She is a Sarah Palin-lookalike who stunned the political establishment by snatching the Republican Party's Senate nomination in Delaware on behalf of the anti-government Tea Party.
But Christine O'Donnell's startling admission from a decade ago that she "dabbled into witchcraft" has come back to haunt her since her upset victory in a Republican primary contest over shoo-in Mike Castle, raising inevitable questions about her suitability for public office.
Revelations about her personal life have been picked up by none other than the Republican uber-strategist known as "Bush's brain", Karl Rove. He pointed out that the reason for her failure to break ahead in the polls against her Democratic rival in the November elections, Chris Coon, was because of these issues.
So who is Christine O'Donnell? She is a political lobbyist and ultra-conservative pundit who founded a moral advocacy group, the Saviour's Alliance for Lifting the Truth.
The last time she ran for office, against Delaware's veteran Senator Joe Biden (now US Vice-President) two years ago, she picked up just a handful of votes. Now the 41-year-old is a household name. But she now faces an official complaint that she allegedly used campaign funds to pay her rent and personal expenses, and has had to explain troubling omissions in her CV.
Then came the videos. The latest is a TV clip from 1999 in which she says she never joined a witches' coven, but "one of my first dates with a witch was on a Satanic altar".
Before that, she had been shown declaring that masturbation is a sin.
After the previously unknown video about witchcraft surfaced, O'Donnell abruptly decided to cancel scheduled appearances on the Sunday TV talk shows, having discovered that she had more urgent business in Delaware.
Biden himself has warned Democrats not to take her victory lightly.
"Gird your loins for anything: it's not likely to be a straightforward debate," he warned party workers in the state last week.
O'Donnell has accused the former senator of ordering her telephone to be tapped in one of her earlier two bids to unseat him.
In a radio interview last week, she said Biden had conducted a smear campaign against her, hinting that a tax investigation which discovered that she owed US$12,000 in unpaid taxes was politically motivated.
The big question, of course, is whether the Tea Party will harm the mainstream Republicans or the Democrats on November 3 at a time when the Democrats are fearful of losing control of the House of Representatives and possibly even the Senate. The Tea Party extremists are anti-government, anti-tax but above all anti-Obama. One influential Republican who has aligned himself with Tea Party positions, Senator Jim DeMint of South Carolina, spoke for the Tea Party over the weekend when he charged that Democratic policies were "left of Europe".
In the cradle of free enterprise this is a serious insult. But he also warned that the Republican Party would be "dead" unless it embraced conservative values. He is an O'Donnell fan.
For now, the Tea Party agenda in terms of a political platform is not clear.
The party is still a grass-roots movement rather than an organised party with recognised leaders, although the sparky former Governor of Alaska, Palin, has taken on the mantle of the party pasionaria with her message of "restoring" America.

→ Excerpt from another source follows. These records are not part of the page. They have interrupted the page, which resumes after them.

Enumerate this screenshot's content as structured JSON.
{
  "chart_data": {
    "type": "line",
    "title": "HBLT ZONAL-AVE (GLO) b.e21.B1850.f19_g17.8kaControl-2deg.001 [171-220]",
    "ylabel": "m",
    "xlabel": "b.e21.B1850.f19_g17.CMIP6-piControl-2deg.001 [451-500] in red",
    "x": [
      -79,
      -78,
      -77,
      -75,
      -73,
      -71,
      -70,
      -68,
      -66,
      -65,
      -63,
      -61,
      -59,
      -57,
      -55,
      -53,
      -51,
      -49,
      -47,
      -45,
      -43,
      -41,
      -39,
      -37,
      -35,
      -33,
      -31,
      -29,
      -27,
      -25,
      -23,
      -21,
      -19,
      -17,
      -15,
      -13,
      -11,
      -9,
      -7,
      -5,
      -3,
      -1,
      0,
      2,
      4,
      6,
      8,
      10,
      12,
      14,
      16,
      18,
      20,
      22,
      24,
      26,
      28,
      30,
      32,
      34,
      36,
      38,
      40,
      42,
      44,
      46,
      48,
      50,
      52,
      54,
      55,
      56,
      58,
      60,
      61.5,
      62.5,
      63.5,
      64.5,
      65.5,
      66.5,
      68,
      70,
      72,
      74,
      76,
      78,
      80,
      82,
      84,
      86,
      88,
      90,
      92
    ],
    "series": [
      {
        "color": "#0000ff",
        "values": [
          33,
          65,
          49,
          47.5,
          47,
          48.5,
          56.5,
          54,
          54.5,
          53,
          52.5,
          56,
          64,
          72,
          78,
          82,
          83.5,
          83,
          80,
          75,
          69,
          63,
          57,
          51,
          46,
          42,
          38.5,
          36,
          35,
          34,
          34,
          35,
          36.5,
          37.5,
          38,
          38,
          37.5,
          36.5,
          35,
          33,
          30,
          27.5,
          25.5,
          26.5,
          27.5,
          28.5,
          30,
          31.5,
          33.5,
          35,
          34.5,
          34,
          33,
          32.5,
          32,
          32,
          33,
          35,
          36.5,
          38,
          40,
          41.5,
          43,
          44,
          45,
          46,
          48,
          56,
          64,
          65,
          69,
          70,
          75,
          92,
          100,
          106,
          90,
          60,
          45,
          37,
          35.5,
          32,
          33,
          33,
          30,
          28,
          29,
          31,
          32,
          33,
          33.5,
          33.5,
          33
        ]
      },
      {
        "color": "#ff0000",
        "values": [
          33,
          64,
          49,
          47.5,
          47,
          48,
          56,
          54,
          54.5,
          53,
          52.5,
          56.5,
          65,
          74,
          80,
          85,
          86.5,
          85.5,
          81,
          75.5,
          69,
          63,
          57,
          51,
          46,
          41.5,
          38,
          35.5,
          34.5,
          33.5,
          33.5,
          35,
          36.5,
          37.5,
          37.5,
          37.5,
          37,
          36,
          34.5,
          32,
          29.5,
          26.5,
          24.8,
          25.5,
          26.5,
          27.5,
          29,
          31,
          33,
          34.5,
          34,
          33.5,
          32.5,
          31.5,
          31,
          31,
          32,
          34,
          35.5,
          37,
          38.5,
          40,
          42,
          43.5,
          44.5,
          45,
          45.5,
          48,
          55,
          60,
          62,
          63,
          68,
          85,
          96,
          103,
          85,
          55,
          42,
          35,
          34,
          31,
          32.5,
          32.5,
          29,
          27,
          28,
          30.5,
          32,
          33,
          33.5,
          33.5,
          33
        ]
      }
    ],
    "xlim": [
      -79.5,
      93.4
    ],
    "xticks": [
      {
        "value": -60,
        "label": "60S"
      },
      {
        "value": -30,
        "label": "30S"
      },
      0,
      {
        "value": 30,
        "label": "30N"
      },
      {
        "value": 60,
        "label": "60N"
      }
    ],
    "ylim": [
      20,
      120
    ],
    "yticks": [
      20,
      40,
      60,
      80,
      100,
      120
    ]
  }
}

She was keynote speaker at a "non political" rally in Washington staged by TV personality Glenn Beck which attracted tens of thousands of people this month.
Most of the 43 candidates whom she has endorsed in the primaries season - including O'Donnell - have been successful.
This has further fuelled speculation about Palin's ability to secure the Republican presidential nomination in 2012 even though the polls consistently show that she is not considered a credible candidate by voters, or by the Republican Party establishment.